T he directorial debut from Czech directors Petr Kazda and Tomás Weinreb – I, Olga Hepnarová – takes its title from a line in the manifesto left behind by the last woman to be executed in Czechoslovakia. In 1973, at the age of 22, Hepnarová ran over a group of people with a truck, killing eight, and was executed with short-drop hanging. But the title also acts as an invitation. It invites us to try and get inside the mind of a killer to attempt to shed some light on what, exactly, drove a young girl to commit such a horrific act. A pity, then, that the end result is so dark and unilluminating.

We follow Hepnarová from the age of 13, when an early suicide attempt led to her incarceration in a psychiatric ward. This marks the first step in a progression of events marked by increasing isolation and alienation, which Hepnarová deals with by chain-smoking cigarettes and maintaining an impassive attitude. The scenes come and go in a haphazard order, with individual depressing vignettes making up a more isolating whole; with no music to break up the tension, the internal relentless rhythm of I, Olga makes it a trying watch.

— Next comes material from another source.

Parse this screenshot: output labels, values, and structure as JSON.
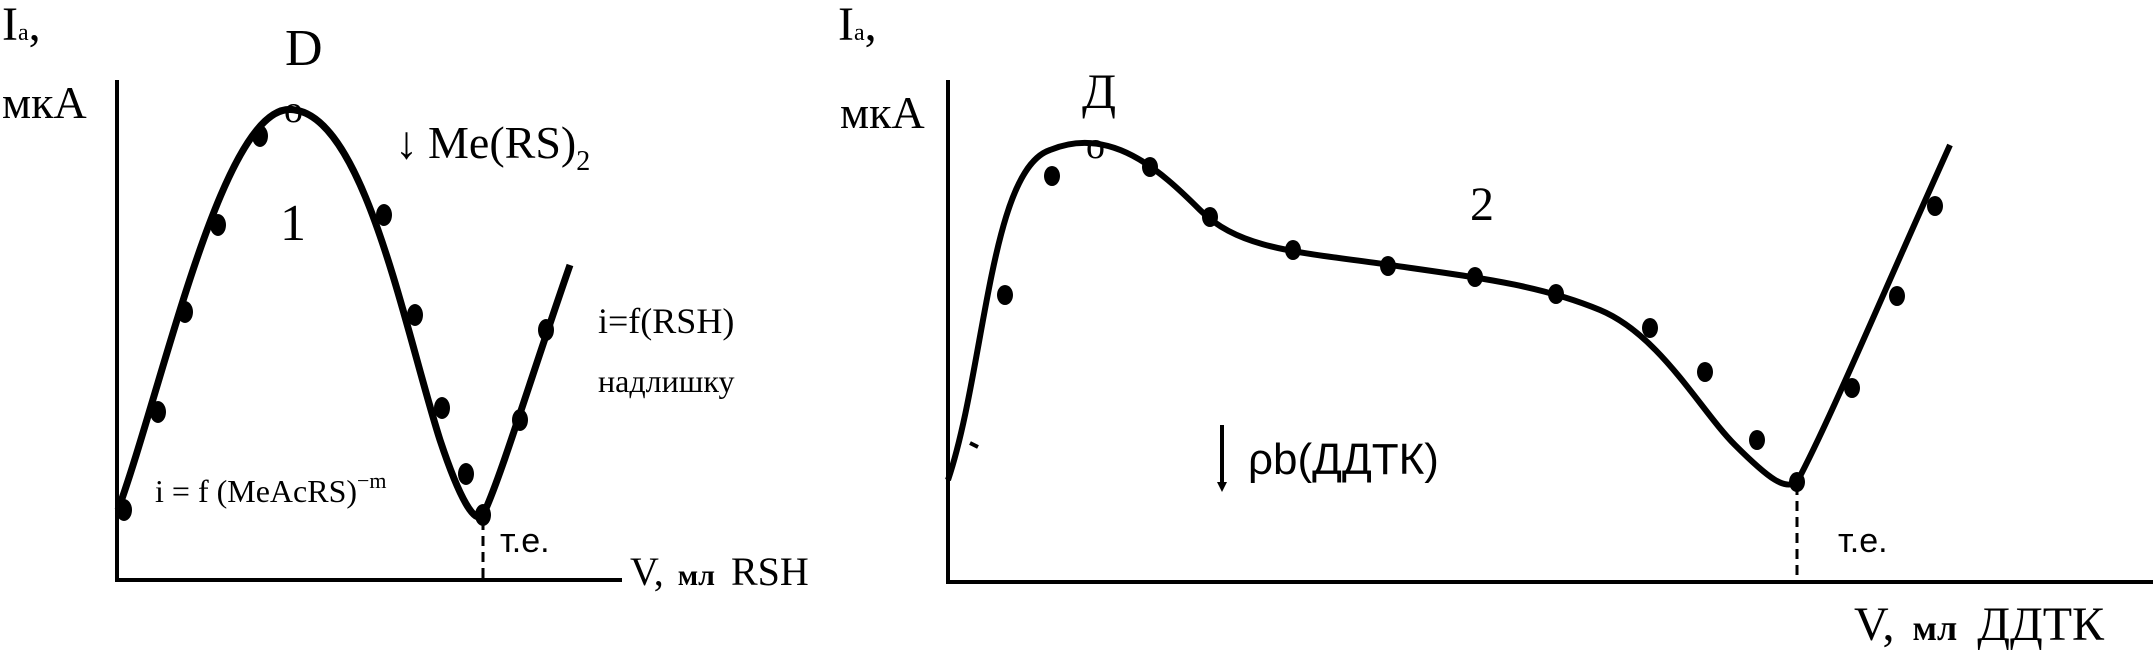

Michalina Olszanska’s dedication to the role of Hepnarová cannot be denied, but her character is a glassy-eyed cipher, whose extreme unlikeable nature hampers any emotional connection we might have. Furthermore, the fact that Hepnarová is a lesbian seems to serve no other function that to justify the inclusion of several sex scenes that are as gratuitous as they are dull, making I, Olga seem more like a pastiche of ‘difficult’ European art-house cinema than anything fully-realised.

I, Olga invites us to explore the nature of human evil. But not even the sumptuous black and white cinematography, which complements the 1960s environs perfectly – and takes more than a few cues from Paweł Pawlikowski’s Ida – cannot rescue it. I, Olga goes to great lengths to prove true Hannah Arendt’s claim that the evil really is just banal.